When confronted with the body of a black woman in the place of her mistress, male bed-trick dupes experience a complex and conflicted mix of sexual desire and loathing. Though he views Zanthia as a sexual object that he may easily dispose of, Mountferrat nonetheless sees himself as essentially altered by his relationship with this black servant: "thou hast made me more devil than thy self," he claims (II.iii.20—21). Here, Mountferrat articulates a fear of his and Zanthia’s sameness as much as his anxiety over the threat of Zanthia’s racial alterity. Like Thomas, Mountferrat experiences the fragmenting of his identity through his contact with a Moorish servant. However, it is in the denouement of the play that Zanthia’s threat to the social order is most profound. Valetta (a Knight of Malta) tells the Frenchman: "your doom is then / To marry this coagent of your mischiefes" (V.ii.309-10). The Parliament of Love has a similar ending: Clarindore is ordered to marry Calista, a Moorish servant, as punishment for his sexual misconduct, a penalty that he views as "cruelty / beyond expression." While he is willing to have sex with her, the legitimization of the relationship through marriage is abhorrent to him (V.i.513). To Clarindore’s relief, however, "Calista" turns out to be his spurned wife Beaupre, masquerading as a Moor. At the end of The English Moor, Nathaniel also discovers that the black woman he has slept with is actually his spurned lover in blackface disguise. In a sense then, while the villainous male characters may temporarily "forget" the difference between white women and their black counterparts, they, and indeed the audience, ultimately recall that these types of relationships are anathema to social norms. What makes The Knight of Malta so remarkable, then, is that the forgetting of difference is violently enforced, as a social punishment, at the end of the play. In an ironic reversal of fortune, Mountferrat finds himself to have become interchangeable with Zanthia (his "black cloud"), and the victim of his own ruse. Norrandine curses both of them in similarly demonic terms: "We’ll call him Cacodemon, with his black gib, / There, his succuba, his devils seed" (V.ii.209-10).

Conclusion

Producing an object of sexual desire that is also viewed as a repugnant devil, the discovery of a dark-skinned maid in the bed-trick necessitates a complex and paradoxical mental act on the part of the male dupe and the audience.
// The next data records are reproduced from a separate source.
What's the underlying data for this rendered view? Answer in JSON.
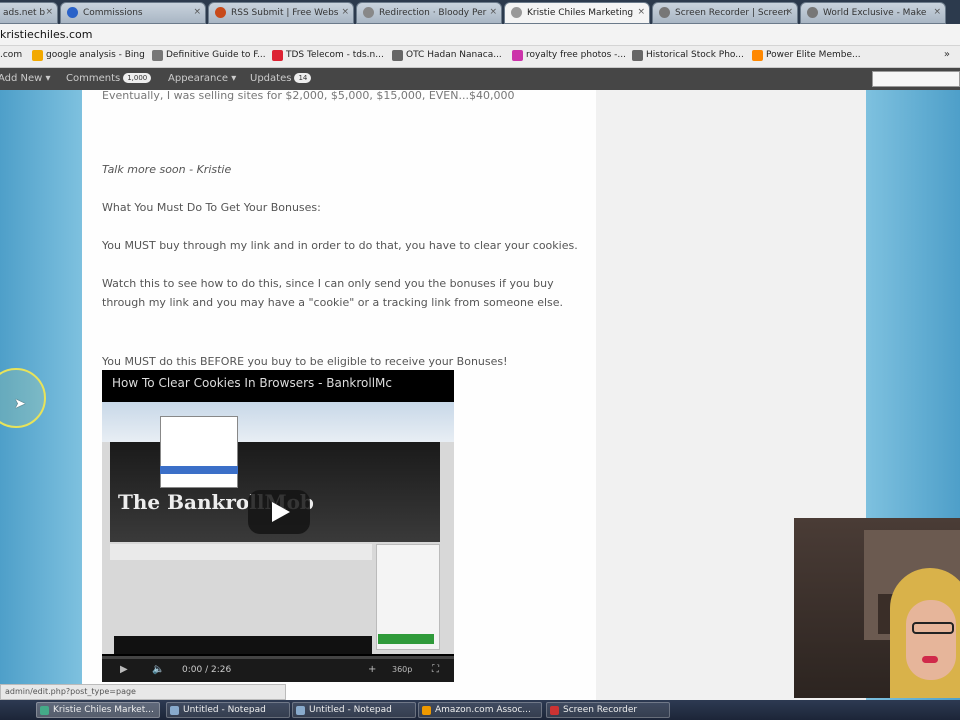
{
  "browser": {
    "tabs": [
      {
        "label": "ads.net b",
        "icon": "document-icon",
        "color": "#8aa"
      },
      {
        "label": "Commissions",
        "icon": "circle-icon",
        "color": "#2a62c8"
      },
      {
        "label": "RSS Submit | Free Webs",
        "icon": "rss-icon",
        "color": "#c84a1a"
      },
      {
        "label": "Redirection · Bloody Per",
        "icon": "redirect-icon",
        "color": "#888"
      },
      {
        "label": "Kristie Chiles Marketing",
        "icon": "page-icon",
        "color": "#999"
      },
      {
        "label": "Screen Recorder | Screen",
        "icon": "recorder-icon",
        "color": "#777"
      },
      {
        "label": "World Exclusive - Make",
        "icon": "globe-icon",
        "color": "#777"
      }
    ],
    "url": "kristiechiles.com",
    "bookmarks": [
      {
        "label": ".com",
        "color": "#aaa"
      },
      {
        "label": "google analysis - Bing",
        "color": "#f2a900"
      },
      {
        "label": "Definitive Guide to F...",
        "color": "#777"
      },
      {
        "label": "TDS Telecom - tds.n...",
        "color": "#d23"
      },
      {
        "label": "OTC Hadan Nanaca...",
        "color": "#666"
      },
      {
        "label": "royalty free photos -...",
        "color": "#c3a"
      },
      {
        "label": "Historical Stock Pho...",
        "color": "#666"
      },
      {
        "label": "Power Elite Membe...",
        "color": "#f80"
      }
    ],
    "bookmarks_more": "»"
  },
  "adminbar": {
    "add_new": "Add New ▾",
    "comments": "Comments",
    "comments_count": "1,000",
    "appearance": "Appearance ▾",
    "updates": "Updates",
    "updates_count": "14"
  },
  "post": {
    "cut_line": "Eventually, I was selling sites for $2,000, $5,000, $15,000, EVEN...$40,000",
    "signoff": "Talk more soon - Kristie",
    "heading": "What You Must Do To Get Your Bonuses:",
    "para1": "You MUST buy through my link and in order to do that, you have to clear your cookies.",
    "para2": "Watch this to see how to do this, since I can only send you the bonuses if you buy through my link and you may have a \"cookie\" or a tracking link from someone else.",
    "para3": "You MUST do this BEFORE you buy to be eligible to receive your Bonuses!"
  },
  "video": {
    "title": "How To Clear Cookies In Browsers - BankrollMc",
    "logo_text": "The BankrollMob",
    "time": "0:00 / 2:26",
    "progress": 0,
    "hd_label": "360p"
  },
  "status_url": "admin/edit.php?post_type=page",
  "taskbar": [
    {
      "label": "Kristie Chiles Market...",
      "color": "#4a8"
    },
    {
      "label": "Untitled - Notepad",
      "color": "#8ac"
    },
    {
      "label": "Untitled - Notepad",
      "color": "#8ac"
    },
    {
      "label": "Amazon.com Assoc...",
      "color": "#e90"
    },
    {
      "label": "Screen Recorder",
      "color": "#c33"
    }
  ]
}
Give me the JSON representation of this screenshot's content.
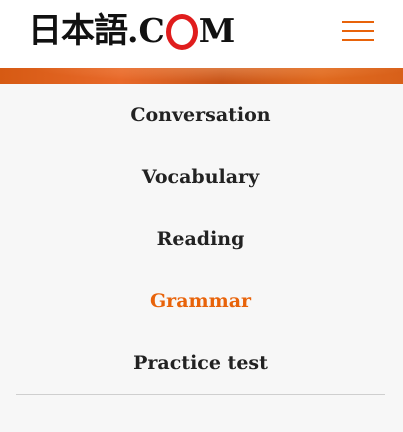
{
  "header": {
    "logo_kanji": "日本語",
    "logo_dot": ".",
    "logo_c": "C",
    "logo_m": "M",
    "menu_icon": "hamburger-menu-icon",
    "accent_color": "#e8630a",
    "logo_ring_color": "#e01d1d"
  },
  "nav": {
    "items": [
      {
        "label": "Conversation",
        "active": false
      },
      {
        "label": "Vocabulary",
        "active": false
      },
      {
        "label": "Reading",
        "active": false
      },
      {
        "label": "Grammar",
        "active": true
      },
      {
        "label": "Practice test",
        "active": false
      }
    ]
  }
}
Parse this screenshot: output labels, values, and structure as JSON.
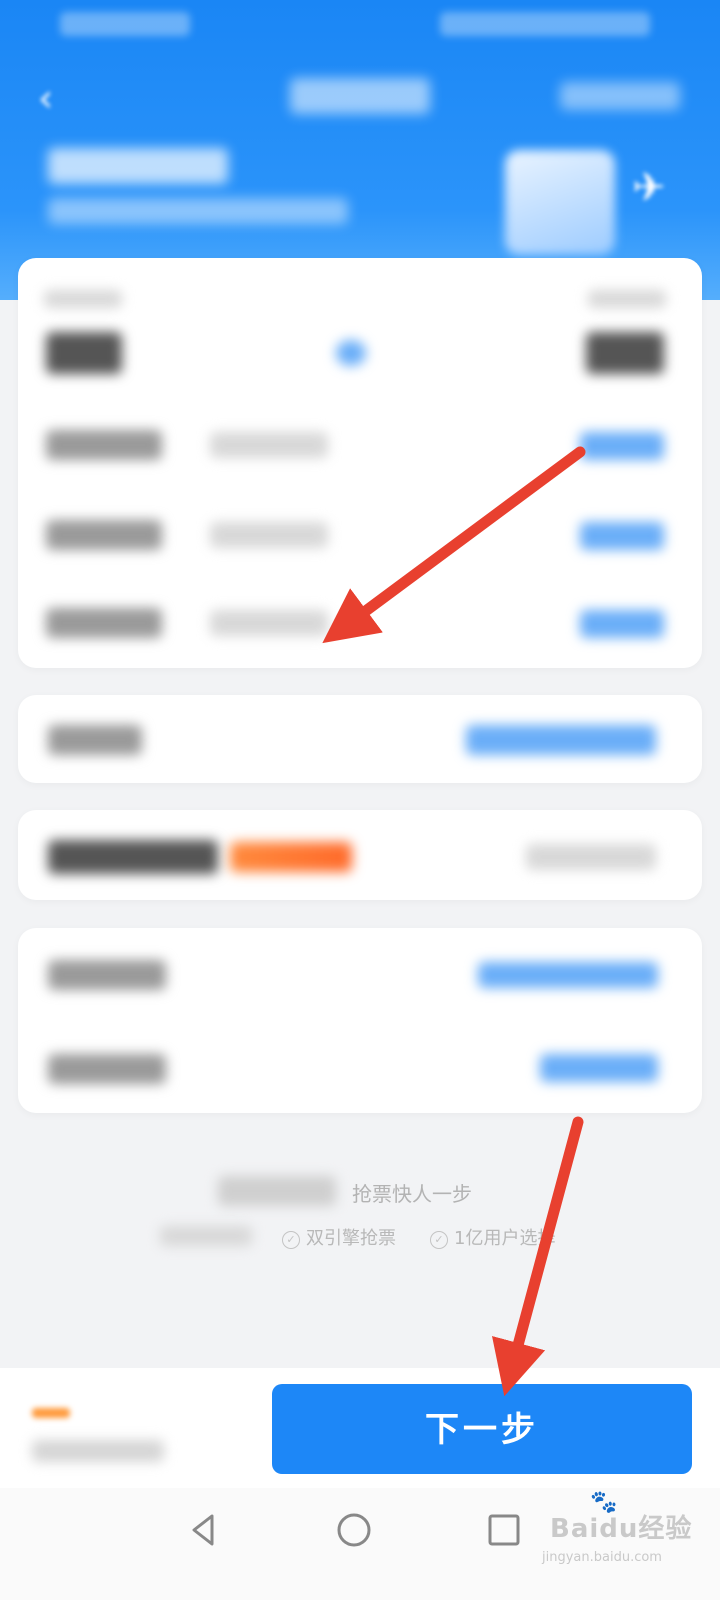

The ambivalence that lies at the centre of the male dupe’s discovery is one that is specific to the black woman’s involvement in this dramaturgical device, and it is exemplified by theatrical modes of representing black women on the early-modern stage. At the same time as the dupe discovers her, or attempts to name, or define, what she is, the doubly-absent black female figure continually disappears and constantly evades full representation. Yet the threat she poses to patriarchal notions of signification and inheritance, indeed to male identity itself, remains. Though Zanthia is physically absent at the end of the play, as the two villains are banished from Malta, the power of her blackness remains a vestigial threat that is always ideologically present; always both discovered, and undiscoverable.